Yesterday I came home and I danced with my babies. We have an almost daily dance-a-thon at our house, Eric never participates. He says he feels stupid. He is still that boy who was never cool and this feeling inside him won’t allow him to relax and let go and do the things that young Eric felt uncool and judged doing. He is still such a boy in those ways. So concerned with his coolness at 47 which if anything is actually uncool. So I danced with my babies and I thought to myself that I am going to find the guy who will dance in my dance-a-thon. That’s the guy who gets me. He will find me one day or I will find him and even if my babies are big by then it doesn’t matter, we will still dance.
My mum has always been a bit of a champion for me and Eric as she just wants the family to survive I guess but I rang her before we went away and asked her to please hear me. She has finally heard me now. I rang her the other day she said to me “You deserve to be with someone who cherishes you and he doesn’t cherish you”.
I repeated this to Eric just to check as you shouldn’t ever make assumptions. He said “She is right, I don’t cherish you” and it didn’t even sting because I already knew.
So why do I sit here asking myself if I can accept the relationship model he is offering me? I know it will make me depressed so why am I even considering it? The only way I flourish is without him. I know this to be true.
He consistently tells me I don’t exercise enough, that I’m not tan enough, that I’m too many kilos overweight and reminds me on the regular that he once left a girlfriend for being too fat. All this sort of talk does is make me want to eat KFC. I do not need this in my life and I’m not ok with it. I’m glad I am strong and able to tell him where to go but it does wear me down.

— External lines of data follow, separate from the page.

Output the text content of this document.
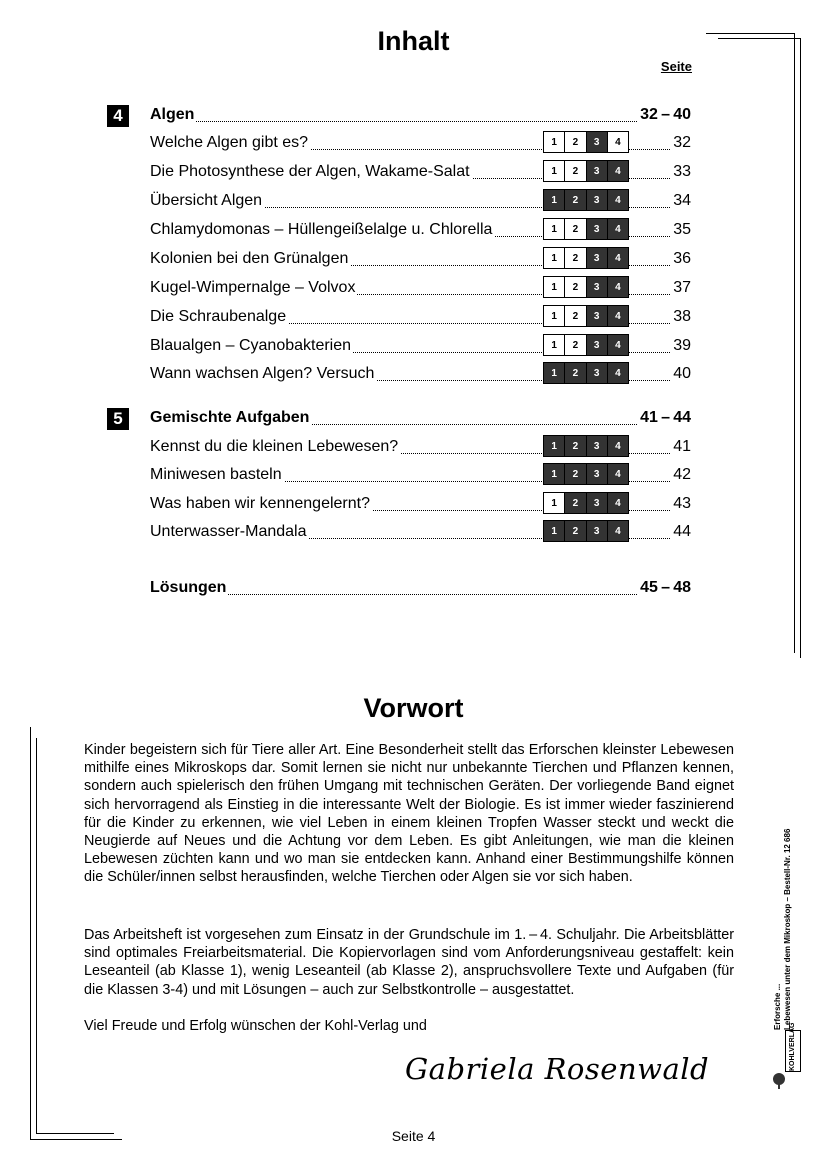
Inhalt
Seite
4	Algen	32 – 40
Welche Algen gibt es?	1	2	3	4	32
Die Photosynthese der Algen, Wakame-Salat	1	2	3	4	33
Übersicht Algen	1	2	3	4	34
Chlamydomonas – Hüllengeißelalge u. Chlorella	1	2	3	4	35
Kolonien bei den Grünalgen	1	2	3	4	36
Kugel-Wimpernalge – Volvox	1	2	3	4	37
Die Schraubenalge	1	2	3	4	38
Blaualgen – Cyanobakterien	1	2	3	4	39
Wann wachsen Algen? Versuch	1	2	3	4	40
5	Gemischte Aufgaben	41 – 44
Kennst du die kleinen Lebewesen?	1	2	3	4	41
Miniwesen basteln	1	2	3	4	42
Was haben wir kennengelernt?	1	2	3	4	43
Unterwasser-Mandala	1	2	3	4	44
Lösungen	45 – 48
Vorwort

Kinder begeistern sich für Tiere aller Art. Eine Besonderheit stellt das Erforschen kleinster Lebewesen mithilfe eines Mikroskops dar. Somit lernen sie nicht nur unbekannte Tierchen und Pflanzen kennen, sondern auch spielerisch den frühen Umgang mit technischen Geräten. Der vorliegende Band eignet sich hervorragend als Einstieg in die interessante Welt der Biologie. Es ist immer wieder faszinierend für die Kinder zu erkennen, wie viel Leben in einem kleinen Tropfen Wasser steckt und weckt die Neugierde auf Neues und die Achtung vor dem Leben. Es gibt Anleitungen, wie man die kleinen Lebewesen züchten kann und wo man sie entdecken kann. Anhand einer Bestimmungshilfe können die Schüler/innen selbst herausfinden, welche Tierchen oder Algen sie vor sich haben.

Das Arbeitsheft ist vorgesehen zum Einsatz in der Grundschule im 1. – 4. Schuljahr. Die Arbeitsblätter sind optimales Freiarbeitsmaterial. Die Kopiervorlagen sind vom Anforderungsniveau gestaffelt: kein Leseanteil (ab Klasse 1), wenig Leseanteil (ab Klasse 2), anspruchsvollere Texte und Aufgaben (für die Klassen 3-4) und mit Lösungen – auch zur Selbstkontrolle – ausgestattet.

Viel Freude und Erfolg wünschen der Kohl-Verlag und

Gabriela Rosenwald
Erforsche ... Lebewesen unter dem Mikroskop – Bestell-Nr. 12 686
KOHLVERLAG
Seite 4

Who wants to even be with that guy? That guy blows! I would tell any of my girlfriends to get the hell out of there and if I didn’t have the kids I would totally get the hell out of here but that’s not my life. I do have the kids and breaking up the family still feels so fucking sad.

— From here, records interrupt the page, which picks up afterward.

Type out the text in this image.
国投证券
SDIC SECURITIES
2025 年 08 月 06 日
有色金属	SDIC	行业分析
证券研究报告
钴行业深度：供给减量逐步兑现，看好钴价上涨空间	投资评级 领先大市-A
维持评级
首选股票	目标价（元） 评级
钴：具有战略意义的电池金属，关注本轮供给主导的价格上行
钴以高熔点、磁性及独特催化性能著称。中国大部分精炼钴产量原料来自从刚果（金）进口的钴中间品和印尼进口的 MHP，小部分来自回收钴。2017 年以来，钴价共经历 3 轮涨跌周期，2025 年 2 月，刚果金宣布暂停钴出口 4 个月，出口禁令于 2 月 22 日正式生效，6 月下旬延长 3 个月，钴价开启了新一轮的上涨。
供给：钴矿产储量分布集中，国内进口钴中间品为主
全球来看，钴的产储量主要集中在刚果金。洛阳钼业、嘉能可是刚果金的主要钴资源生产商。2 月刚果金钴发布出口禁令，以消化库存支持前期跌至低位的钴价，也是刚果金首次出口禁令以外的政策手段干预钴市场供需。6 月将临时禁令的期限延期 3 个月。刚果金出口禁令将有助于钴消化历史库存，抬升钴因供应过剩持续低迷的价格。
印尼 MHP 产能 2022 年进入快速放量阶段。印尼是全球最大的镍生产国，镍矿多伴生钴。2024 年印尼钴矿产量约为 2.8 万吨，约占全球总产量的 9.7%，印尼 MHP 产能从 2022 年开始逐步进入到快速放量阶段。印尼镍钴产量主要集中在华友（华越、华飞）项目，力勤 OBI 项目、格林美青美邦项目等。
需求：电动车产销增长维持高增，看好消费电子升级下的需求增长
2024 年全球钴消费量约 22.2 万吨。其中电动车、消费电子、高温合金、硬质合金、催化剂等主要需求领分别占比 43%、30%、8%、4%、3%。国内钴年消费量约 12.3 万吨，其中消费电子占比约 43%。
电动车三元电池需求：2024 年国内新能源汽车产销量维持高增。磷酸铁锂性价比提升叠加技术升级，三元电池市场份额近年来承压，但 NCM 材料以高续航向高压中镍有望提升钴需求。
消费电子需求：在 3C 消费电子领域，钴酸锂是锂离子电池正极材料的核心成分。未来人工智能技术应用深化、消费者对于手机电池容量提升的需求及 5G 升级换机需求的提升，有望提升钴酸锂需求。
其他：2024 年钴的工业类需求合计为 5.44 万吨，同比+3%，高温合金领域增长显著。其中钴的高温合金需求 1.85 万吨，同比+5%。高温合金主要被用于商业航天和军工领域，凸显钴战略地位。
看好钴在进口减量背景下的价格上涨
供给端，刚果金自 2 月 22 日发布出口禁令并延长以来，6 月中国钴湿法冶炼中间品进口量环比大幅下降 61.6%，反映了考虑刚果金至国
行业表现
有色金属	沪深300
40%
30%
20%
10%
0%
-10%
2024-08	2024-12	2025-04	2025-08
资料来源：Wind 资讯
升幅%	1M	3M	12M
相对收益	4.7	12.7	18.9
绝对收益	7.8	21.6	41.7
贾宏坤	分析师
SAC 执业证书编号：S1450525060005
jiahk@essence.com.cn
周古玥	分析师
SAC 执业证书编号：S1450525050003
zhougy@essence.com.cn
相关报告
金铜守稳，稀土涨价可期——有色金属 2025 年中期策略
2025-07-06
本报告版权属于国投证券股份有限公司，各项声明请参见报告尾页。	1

I don’t see an alternative though. We need to go on and be the best people we can be as we aren’t being that together. That is the best example we can set for our children. And maybe Eric can meet someone and have his aha moment where his partner is actually his friend. I do feel sorry for him that he has never experienced that.
Anyway I feel like I should have finished this about 300 words ago as I’m rambling now. Feel free to throw me your thoughts.